The premise remains as classically-rooted as ever: Four British WWII-refugee siblings (two boys, two girls) living in the care of a mysteries "Professor" stumble through a more mysterious wardrobe into the fantasy kingdom of Narnia, where talking animals abound and all creatures of childhood fantasy (unicorns, fauns, giants and even a cameo by... nah, find out for yourself) seem to reside. It's also a place currently cursed into permanent winter by the Jadis the White Witch (Tilda Swinton) who reigns as a malevolent dictator and seduces one of the children to her side. The others line up on the side of a Narnian citizen's rebellion which it seems they are prophecized to lead alongside Aslan, (voice of Liam Neeson,) a talking lion of godlike power.
The bulk of the story takes up journey of the children between leaving the wardrobe and the requisite giant-scale "Braveheart" open-field clash of good and evil armies, punctuated by a plot twist that establishes the story's much-touted Crucifixtion/Ressurection allegory and leads to just about the scariest extended sequence seen in a children's film since the third act of "E.T."
Amidst all this, the film has a ball making use of the opportunities afforded by Lewis' hodgepodge assembly of myth, fairytales and dream-logic: The kids are aided on their quest by a married pair of jolly Beavers who embody ideal English middle-class domesticity. Jadis' "secret police" are literally a pack of wolves... while Rupert Everett turns up in the voice of a fox spy. In the climactic battle, everything from centaurs, gryphons and satyrs to gorillas, rhinos and leopards charge the field against Jadis' legion of minotaurs, werewolves, cyclops and gargoyles. And Mr. Beaver gets a little beaver-sized suit of armor, how can you not love that?
I'll just say it: This movie is better than I could've allowed myself to hope it would be. It's a total-package: Well made, gorgeous-looking, perfectly paced (it's a lot of movie in just a hair over 2 hours) and excellently acted. The performances, really, are what put it over the top, even disregarding the "curve" of most of the cast being either voiceovers or children. Worth special mention is Swinton, who plays Jadis as a kind of dark, elemental force in human form and does so so convincingly that she may need to get used to the sight of young children crossing the street and diving behind their mothers as she walks by. And Liam Neeson is expectedly spot-on as the Christ-like Aslan... possibly a little too spot-on, as Neeson is starting to become the go-to actor for mentor roles.
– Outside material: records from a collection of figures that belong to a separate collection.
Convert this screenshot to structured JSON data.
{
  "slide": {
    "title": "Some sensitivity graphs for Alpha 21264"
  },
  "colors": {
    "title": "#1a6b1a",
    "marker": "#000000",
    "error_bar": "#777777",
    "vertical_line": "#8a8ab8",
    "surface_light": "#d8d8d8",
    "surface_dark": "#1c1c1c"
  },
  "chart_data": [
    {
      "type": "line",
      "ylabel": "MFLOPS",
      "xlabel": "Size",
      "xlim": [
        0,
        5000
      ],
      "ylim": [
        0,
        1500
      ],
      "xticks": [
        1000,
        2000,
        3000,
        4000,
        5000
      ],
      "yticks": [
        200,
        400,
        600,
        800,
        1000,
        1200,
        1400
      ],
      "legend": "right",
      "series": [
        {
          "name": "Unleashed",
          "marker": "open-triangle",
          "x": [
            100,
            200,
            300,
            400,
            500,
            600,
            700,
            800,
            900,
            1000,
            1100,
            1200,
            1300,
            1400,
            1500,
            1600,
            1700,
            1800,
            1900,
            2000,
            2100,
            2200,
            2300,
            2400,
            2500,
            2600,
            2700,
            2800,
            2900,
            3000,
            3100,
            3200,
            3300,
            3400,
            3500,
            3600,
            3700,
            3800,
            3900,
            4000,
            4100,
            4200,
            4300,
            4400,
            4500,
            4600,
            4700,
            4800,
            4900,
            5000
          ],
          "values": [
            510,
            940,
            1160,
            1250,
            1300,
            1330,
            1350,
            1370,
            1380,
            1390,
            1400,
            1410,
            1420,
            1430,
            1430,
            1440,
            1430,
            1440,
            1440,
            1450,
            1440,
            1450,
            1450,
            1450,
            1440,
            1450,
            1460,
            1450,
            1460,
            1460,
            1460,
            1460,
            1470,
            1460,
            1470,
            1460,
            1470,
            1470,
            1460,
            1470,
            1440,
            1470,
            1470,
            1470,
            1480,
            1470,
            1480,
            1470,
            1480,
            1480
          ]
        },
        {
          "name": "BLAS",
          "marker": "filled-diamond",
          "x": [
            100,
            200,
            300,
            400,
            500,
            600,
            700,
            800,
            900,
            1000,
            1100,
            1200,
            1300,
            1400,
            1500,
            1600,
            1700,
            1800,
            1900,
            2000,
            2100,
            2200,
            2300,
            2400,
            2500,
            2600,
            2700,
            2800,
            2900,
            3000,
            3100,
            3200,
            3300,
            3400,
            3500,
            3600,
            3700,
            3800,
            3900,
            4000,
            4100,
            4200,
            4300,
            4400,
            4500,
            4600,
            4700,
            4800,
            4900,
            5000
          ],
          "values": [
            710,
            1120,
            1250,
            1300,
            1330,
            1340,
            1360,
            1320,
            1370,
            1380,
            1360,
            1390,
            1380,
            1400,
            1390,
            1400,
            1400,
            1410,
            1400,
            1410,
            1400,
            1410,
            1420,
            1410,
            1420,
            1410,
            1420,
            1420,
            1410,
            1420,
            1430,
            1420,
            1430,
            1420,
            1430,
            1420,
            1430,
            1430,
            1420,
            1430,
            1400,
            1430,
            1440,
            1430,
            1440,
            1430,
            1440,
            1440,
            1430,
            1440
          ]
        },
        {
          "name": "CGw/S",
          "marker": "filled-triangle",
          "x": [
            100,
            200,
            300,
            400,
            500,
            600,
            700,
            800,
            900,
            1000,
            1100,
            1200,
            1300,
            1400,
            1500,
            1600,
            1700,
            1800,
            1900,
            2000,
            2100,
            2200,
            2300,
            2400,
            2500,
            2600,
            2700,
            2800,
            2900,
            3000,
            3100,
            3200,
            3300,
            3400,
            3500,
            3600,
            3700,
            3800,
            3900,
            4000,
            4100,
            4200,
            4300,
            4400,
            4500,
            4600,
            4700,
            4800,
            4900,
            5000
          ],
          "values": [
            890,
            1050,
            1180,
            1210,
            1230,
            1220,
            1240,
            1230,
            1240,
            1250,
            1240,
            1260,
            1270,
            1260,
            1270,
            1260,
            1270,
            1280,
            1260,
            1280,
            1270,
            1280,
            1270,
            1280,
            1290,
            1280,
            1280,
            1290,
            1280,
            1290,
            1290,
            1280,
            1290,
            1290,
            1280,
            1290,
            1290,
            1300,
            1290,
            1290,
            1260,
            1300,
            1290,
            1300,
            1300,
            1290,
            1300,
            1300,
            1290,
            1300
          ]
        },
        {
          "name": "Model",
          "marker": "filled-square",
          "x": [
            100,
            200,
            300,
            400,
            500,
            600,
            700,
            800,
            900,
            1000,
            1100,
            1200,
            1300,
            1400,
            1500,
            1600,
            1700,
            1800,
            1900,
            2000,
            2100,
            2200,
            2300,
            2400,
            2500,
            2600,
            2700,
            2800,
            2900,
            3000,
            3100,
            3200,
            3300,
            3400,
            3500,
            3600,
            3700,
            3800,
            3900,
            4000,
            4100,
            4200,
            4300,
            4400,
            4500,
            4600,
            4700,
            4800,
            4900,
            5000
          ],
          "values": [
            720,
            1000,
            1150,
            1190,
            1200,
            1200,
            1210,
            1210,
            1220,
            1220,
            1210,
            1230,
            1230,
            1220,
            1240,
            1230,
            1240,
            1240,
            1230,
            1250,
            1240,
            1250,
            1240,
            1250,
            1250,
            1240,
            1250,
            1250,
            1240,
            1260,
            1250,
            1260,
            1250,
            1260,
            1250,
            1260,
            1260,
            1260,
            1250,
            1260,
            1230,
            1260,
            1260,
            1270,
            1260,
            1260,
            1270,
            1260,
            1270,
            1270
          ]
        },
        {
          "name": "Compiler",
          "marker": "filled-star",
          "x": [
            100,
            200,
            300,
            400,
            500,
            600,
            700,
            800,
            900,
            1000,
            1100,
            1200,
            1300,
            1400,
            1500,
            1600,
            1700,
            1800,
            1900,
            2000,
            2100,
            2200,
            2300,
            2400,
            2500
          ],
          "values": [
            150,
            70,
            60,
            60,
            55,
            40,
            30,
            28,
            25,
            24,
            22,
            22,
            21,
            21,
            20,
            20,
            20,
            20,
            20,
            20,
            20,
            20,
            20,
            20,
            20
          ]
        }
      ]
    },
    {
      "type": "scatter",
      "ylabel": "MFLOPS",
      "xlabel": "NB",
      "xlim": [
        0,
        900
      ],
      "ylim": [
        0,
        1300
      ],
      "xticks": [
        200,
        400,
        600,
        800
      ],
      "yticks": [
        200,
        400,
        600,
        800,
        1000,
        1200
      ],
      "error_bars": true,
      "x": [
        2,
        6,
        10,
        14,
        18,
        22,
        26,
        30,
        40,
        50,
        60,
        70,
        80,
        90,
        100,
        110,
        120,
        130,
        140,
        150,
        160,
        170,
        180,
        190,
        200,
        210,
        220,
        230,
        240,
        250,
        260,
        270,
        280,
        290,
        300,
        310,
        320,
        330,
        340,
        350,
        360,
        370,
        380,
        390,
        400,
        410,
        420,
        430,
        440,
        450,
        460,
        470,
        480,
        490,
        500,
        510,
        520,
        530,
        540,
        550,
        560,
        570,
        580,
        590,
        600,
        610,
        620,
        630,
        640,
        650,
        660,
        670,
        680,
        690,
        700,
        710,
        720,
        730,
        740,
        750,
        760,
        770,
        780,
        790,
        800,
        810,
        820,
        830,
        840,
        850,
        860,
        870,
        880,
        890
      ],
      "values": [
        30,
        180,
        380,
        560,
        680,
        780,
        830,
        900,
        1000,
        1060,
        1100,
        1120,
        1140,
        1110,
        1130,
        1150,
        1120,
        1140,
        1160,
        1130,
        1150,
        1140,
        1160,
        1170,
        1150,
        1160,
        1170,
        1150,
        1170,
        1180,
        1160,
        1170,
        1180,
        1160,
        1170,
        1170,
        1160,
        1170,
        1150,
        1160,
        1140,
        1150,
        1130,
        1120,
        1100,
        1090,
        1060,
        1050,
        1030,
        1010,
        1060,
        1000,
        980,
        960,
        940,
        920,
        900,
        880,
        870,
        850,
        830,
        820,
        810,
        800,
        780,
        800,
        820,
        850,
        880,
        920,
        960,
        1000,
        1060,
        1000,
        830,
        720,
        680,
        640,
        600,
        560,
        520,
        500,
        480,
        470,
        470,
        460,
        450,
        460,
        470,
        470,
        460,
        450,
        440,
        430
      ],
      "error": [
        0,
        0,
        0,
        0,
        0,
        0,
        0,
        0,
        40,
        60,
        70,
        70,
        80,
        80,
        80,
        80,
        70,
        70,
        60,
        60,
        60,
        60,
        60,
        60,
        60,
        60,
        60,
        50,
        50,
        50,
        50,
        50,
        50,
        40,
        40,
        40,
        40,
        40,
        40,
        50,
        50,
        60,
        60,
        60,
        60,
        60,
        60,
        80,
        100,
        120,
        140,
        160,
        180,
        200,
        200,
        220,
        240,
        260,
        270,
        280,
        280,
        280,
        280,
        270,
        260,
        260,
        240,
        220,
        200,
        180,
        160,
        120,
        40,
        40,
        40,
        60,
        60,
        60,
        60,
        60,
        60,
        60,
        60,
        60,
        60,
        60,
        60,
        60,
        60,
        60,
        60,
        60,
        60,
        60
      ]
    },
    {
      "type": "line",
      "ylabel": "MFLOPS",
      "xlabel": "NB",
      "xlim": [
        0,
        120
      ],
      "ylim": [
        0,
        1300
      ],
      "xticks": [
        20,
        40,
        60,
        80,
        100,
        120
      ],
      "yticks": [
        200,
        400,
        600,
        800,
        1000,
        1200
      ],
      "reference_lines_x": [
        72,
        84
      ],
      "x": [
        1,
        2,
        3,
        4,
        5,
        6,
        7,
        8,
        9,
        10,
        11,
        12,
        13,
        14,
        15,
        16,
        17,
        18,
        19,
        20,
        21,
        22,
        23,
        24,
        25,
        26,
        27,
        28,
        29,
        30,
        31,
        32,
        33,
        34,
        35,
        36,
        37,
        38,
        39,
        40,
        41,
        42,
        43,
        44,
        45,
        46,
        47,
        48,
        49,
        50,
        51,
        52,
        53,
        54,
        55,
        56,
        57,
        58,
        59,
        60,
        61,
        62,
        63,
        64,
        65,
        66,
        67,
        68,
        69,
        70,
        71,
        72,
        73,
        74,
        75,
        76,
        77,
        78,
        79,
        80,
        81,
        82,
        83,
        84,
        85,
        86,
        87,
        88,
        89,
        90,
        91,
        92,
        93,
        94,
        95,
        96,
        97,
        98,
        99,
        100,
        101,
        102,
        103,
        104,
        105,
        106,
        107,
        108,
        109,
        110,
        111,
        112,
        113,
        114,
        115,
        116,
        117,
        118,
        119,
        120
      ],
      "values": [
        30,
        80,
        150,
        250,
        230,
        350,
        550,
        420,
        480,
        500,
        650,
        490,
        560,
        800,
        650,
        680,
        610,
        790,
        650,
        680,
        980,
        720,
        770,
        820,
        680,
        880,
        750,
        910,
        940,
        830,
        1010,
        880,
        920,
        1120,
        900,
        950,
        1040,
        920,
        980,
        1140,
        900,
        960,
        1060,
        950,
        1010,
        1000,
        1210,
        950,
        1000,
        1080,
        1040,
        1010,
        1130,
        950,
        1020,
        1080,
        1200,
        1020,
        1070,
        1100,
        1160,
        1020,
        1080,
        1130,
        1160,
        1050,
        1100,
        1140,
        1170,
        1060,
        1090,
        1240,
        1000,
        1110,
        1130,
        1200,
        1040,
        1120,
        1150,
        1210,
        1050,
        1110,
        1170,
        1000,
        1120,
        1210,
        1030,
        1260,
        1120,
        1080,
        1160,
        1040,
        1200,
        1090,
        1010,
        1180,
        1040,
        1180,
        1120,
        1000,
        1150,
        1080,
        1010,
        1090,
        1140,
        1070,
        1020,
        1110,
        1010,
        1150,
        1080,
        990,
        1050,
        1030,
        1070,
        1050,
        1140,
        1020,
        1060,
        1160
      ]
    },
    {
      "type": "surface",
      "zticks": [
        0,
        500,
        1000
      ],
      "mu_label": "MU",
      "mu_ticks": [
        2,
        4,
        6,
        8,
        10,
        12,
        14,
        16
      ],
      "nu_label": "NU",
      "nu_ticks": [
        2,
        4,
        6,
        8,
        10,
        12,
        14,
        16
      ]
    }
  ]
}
But the breakout star is little Georgie Henley, all of ten years old, as youngest child Lucy. Serving as the audience p.o.v. character for much of the first act, and remaining an important counterpoint throughout, she turns in an amazing performance that becomes the foundation of the film. She has a tremendously expressive face, which the Adamson expertly uses as the emotional signal for a scene's undertone or approaching danger, while wisely allowing the character to remain convincingly a little girl for the whole of the film (as opposed to the "moppet with a grownup's wit" routine usually employed for such parts.)
Looking at the boxoffice predictions so far, it doesn't look like any of you really NEED any encouragement, but I'm going to give you some anyway: GO SEE THIS. Take the kids (if applicable). This could well end up being the best family movie of the year, along with one of the better action films as well, and you don't want to miss it.